News24

ICC 'competent' to try Laurent Gbagbo

2012-08-16 10:32

The Hague - The International Criminal Court ruled Wednesday against a challenge by Ivory Coast ex-president Laurent Gbagbo's lawyers on its jurisdiction to try him for crimes against humanity.

"The chamber finds that the court has the jurisdiction over alleged crimes... including those committed since 28 November 2010 on the basis of [a] declaration of 18 April 2003," by Ivory Coast, the ICC said.

Gbagbo's lawyers in late May challenged the Hague-based court's competence to put the former west African leader on trial for alleged crimes committed after Ivory Coast's disputed polls in November 2010.

The defence asked the court to rule that a declaration signed by Ivory Coast in April 2003 recognising the court's jurisdiction, would "not be relevant to the period covered by the allegations against Mr Gbagbo".

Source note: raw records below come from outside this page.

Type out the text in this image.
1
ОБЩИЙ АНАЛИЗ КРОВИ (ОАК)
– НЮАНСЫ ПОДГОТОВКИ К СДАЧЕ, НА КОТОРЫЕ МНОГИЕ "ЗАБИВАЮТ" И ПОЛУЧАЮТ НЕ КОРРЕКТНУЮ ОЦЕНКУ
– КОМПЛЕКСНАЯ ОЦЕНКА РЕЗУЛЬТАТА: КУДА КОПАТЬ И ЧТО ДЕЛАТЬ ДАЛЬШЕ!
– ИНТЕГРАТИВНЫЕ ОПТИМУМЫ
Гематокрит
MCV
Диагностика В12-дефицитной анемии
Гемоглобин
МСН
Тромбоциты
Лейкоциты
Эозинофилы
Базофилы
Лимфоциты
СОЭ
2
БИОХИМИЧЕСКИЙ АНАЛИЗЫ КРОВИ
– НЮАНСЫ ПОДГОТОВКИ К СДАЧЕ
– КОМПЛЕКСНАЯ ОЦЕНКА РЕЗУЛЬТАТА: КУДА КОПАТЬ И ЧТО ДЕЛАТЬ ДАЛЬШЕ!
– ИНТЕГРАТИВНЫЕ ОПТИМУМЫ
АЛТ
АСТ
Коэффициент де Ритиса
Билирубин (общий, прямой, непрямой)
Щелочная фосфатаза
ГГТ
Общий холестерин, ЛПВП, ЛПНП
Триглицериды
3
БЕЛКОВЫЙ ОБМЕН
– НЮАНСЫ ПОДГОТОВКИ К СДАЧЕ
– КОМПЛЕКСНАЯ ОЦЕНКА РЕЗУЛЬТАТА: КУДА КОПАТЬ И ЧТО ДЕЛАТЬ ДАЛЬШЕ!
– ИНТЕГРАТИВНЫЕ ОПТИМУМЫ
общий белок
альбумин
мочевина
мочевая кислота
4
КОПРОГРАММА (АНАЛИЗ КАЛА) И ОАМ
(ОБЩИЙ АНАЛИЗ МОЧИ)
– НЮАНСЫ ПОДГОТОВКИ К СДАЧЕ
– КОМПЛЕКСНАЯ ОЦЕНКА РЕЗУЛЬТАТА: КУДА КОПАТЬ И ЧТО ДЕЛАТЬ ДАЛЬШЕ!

Gbagbo's defence also asked the court to rule that his rights were infringed during the strongman's eight-month detention in Ivory Coast and in the course of his transfer to the ICC, making "a fair trial impossible".

However, the ICC's judges on Wednesday found that the declaration, signed by Gbagbo's then foreign minister Bamba Mamadou, recognised the tribunal's jurisdiction for an indefinite period.

Therefore, the Ivory Coast "accepted the jurisdiction of the court over events from 19 September 2002 onwards," they ruled.

Further, regarding claims that Gbagbo's rights were violated while in detention in Ivory Coast, the court said "the chamber cannot proceed to a determination of any particular violation of Mr Gbagbo's fundamental rights".

Deadly crisis

Former ICC chief prosecutor Luis Moreno-Ocampo obtained the approval from judges on October 3, 2011 to probe crimes committed in the Ivory Coast during the violence that broke out after the 2010 elections.

Post-poll fighting broke out when Gbagbo refused to step down in favour of his long-time rival and current President Alassane Ouattara, declared the election's winner, plunging the country into deadly crisis.

The UN said about 3 000 people died in the violence.

Five months of unrest followed before Gbagbo was eventually arrested after forces loyal to Ouattara stormed his heavily fortified home with French and UN military backing.

Now 67, Gbagbo was to appear Monday before the ICC for a hearing to confirm four charges of crimes against humanity against him for his role in the unrest that wracked the world's largest cocoa producer.

The hearing was postponed however to await a health report from doctors after the defence earlier this month questioned his fitness to come to court.

The first former head of state to be surrendered to the ICC, Gbagbo was imprisoned in The Hague in November after being transferred by plane from northern Ivory Coast, where he had been under house arrest since April 2011.